La série Guézirat Ghamam (l’île Ghamam) rappelle qu’il faut voir Dieu avec les yeux de son coeur.

— Vous faites souvent appel au renouvellement de l’esprit qui anime la religion, faisant une plus grande place à la spiritualité de la religion et non pas au renouvellement du discours religieux, comme le font d’autres sons de cloche. Pourquoi ?

— Dieu est amour, au sens large. Je pense que les gens se méfient du renouveau du discours religieux, qui peut parfois créer des malentendus ou résonner faussement chez les uns, alors que cultiver la spiritualité des coeurs peut s’avérer plus efficace. Le roman Zel Mamdoud (ombre allongée), où je m’adresse parfois à moi-même, parfois au prophète Mohamad et souvent à Dieu, est l’une de mes tentatives à cet égard.

— La philosophie du salut, qui a de tout temps préoccupé écrivains et philosophes, se limite-t-elle pour vous aux gens simples, que vous jugez proches de Dieu ?

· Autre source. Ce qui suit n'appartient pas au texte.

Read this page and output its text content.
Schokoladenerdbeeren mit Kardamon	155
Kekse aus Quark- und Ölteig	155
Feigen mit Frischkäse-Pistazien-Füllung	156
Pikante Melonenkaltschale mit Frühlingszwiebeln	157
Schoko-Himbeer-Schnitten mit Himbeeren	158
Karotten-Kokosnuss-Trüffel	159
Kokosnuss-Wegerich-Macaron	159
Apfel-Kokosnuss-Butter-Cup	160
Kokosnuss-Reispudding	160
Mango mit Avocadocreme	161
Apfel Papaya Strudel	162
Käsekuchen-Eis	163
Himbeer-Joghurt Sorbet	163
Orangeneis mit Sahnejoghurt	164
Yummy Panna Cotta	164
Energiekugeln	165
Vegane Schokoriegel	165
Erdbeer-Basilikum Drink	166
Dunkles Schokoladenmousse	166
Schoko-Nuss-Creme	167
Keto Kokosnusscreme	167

— Les petites gens sont en bonne relation avec Dieu; ces gens n’ont pas d’ambitions politiques et leurs conflits d’intérêts sont restreints. Ce sont des gens de bonne foi qui survivent aux épidémies, qui surmontent la pauvreté et les remous du destin. Bref, ce sont des survivants et je suis de leur côté.

— Vous privilégiez dans vos oeuvres l’interférence des temps, de quoi vous permettre de survoler plusieurs époques en un clin d’oeil, de manière fascinante. Comment réconcilier les deux approches du temps cyclique et linéaire ?

— Le présent est le fils du passé et le futur est le fils de ces deux. Il n’y a jamais de lignes qui séparent les trois temps, car ceux-ci tournent de façon circulaire. Le temps est un être vivant qui bouge et qui respire. Mon jeu favori consiste à me balader entre les trois temps et à dévoiler leurs dessous, déchiffrer leurs anecdotes.

— Quelle est votre oeuvre à venir ?

— Je prépare un nouveau feuilleton qui sera diffusé durant le prochain mois du Ramadan. Il traite des Hachachine (les assassins), une secte islamiste qui a existé il y a 1000 ans environ et qui a inventé le terrorisme (ndlr : cette secte médiévale ismaélienne a fait régner la terreur dans le monde musulman et parmi les Croisés). Ses membres sont, à mon avis, les précurseurs de l’islam politique. Les événements se dérouleront en Egypte, en Iran, en présence de personnages tels le poète Omar Al-Khayyam et l’imam Mohamad Al-Ghazali.

— Quelles sont, pour vous, les frontières entre le réel et l’imagination? Quelles sont les limites que l’auteur ne doit pas dépasser, en rédigeant une oeuvre historique ?

— Il doit avant tout respecter les principes constants et les faits historiques. Il ne doit pas les toucher. En dehors de ceci, tout ce qui se rapporte aux sentiments, à la vie sociale des personnages, etc. est laissé à son libre esprit.

Bio Express

Né en 1971, au gouvernorat de Sohag, en Haute-Egypte, Abdel-Rahim Kamal est arrivé au Caire pour la première fois en 1977 et y est resté jusqu’à 1981, pour effectuer ses études scolaires. Puis, il y est revenu en 1989 afin de s’installer dans le quartier pluriel de Choubra et rejoindre la faculté de commerce extérieur à Zamalek. Il a fini par s’inscrire à l’Institut du cinéma, entre 1996 et 2000. Et a signé plusieurs romans, ainsi que des scénarios à succès, enchaînant films et séries TV.